7. Por sua vez, no livro de registro de ocorrências da Unidade de Pronto Atendimento do dia 23 de março de 2018 (fl. 26), consta o seguinte registro:
“Ainda sobre o pcte P.A.K., após TACs verificou-se possível fratura em coluna cervical, tentado diversas vezes contato com a médica(sobreaviso da neurologia) porém sem sucesso, sendo necessário recorrer ao Dr. Andrei, o mesmo, após verificar as imagens de TAC orientou internação sob seus cuidados”.

 

8. No dia 14 de abril de 2018:
“[…] Tivemos problemas com o sobreaviso da neurocirurgia: na escala estava Dr. Andrei. Houve troca com a médica mas não nos informaram. Houve atraso na definição de condutas porque encontramos dificuldade em estabelecer contato com o Dr. Andrei (quase 2 horas de tentativas) e quando estabelecido fomos informados da troca com a especialista em Neurologia.

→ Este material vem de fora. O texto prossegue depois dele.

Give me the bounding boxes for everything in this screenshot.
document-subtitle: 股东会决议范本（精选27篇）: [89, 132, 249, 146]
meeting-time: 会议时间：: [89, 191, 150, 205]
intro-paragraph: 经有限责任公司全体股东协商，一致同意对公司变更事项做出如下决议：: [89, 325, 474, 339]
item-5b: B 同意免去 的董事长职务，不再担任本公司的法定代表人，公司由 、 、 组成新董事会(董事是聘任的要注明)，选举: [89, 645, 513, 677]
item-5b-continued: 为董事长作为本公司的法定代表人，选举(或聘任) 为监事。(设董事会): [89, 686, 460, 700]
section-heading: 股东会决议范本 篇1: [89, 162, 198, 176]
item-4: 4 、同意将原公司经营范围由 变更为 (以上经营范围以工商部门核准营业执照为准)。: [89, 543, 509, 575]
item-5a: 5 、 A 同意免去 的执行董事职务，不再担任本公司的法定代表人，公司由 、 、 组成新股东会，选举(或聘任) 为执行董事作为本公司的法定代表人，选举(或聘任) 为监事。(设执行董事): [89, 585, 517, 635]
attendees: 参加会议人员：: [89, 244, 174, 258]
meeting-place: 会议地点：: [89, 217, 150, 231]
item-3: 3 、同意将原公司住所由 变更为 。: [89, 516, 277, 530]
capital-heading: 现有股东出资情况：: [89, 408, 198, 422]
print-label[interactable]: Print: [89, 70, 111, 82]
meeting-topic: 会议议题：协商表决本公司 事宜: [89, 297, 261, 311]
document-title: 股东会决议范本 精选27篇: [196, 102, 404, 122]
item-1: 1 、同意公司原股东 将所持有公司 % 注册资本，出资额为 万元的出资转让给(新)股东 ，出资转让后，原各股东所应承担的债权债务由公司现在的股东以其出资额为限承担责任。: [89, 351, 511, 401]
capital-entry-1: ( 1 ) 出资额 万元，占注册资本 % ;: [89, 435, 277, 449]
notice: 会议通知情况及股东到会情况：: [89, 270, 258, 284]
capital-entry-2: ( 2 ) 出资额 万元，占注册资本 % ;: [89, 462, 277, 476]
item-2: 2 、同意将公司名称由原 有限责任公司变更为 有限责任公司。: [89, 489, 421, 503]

Esta foi então acionada para avaliação do paciente supracitado e após averiguar as imagens da TAC (não compareceu para avaliação presencial) informou que não se tratava de tratamento cirúrgico e sim expectante (TCE grave) e que poderíamos encaminhar o paciente para a UTI. Considerando a instabilidade em que se encontrava, optamos por mantê-lo na unidade, não havia condições de colocá-lo na ambulância e interná-lo, instabilidade hemodinâmica; veio a óbito como já relatado.”

 

 

ENTENDA

O Município de Canoinhas contrata o Hospital Santa Cruz de Canoinhas para que ofereça o serviço de sete especialidades médicas para atuar no sobreaviso do Pronto Atendimento e no próprio hospital.  As especialidades são ortopedia/traumatologia, cirurgia geral, anestesiologia, pediatria, clinica médica, neurocirurgia e neuroclínica.

 

Para cada plantão de sobreaviso, o Município paga R$ 1.019,00.

 

Como são 13 médicos que estão na escala de sobreaviso, o Município repassa por mês para o Hospital Santa Cruz em torno de R$ 220 mil.

 

Assim, os médicos que atuam no sobreaviso não são servidores do Município, mas tão somente possuem vínculo com o Hospital Santa Cruz.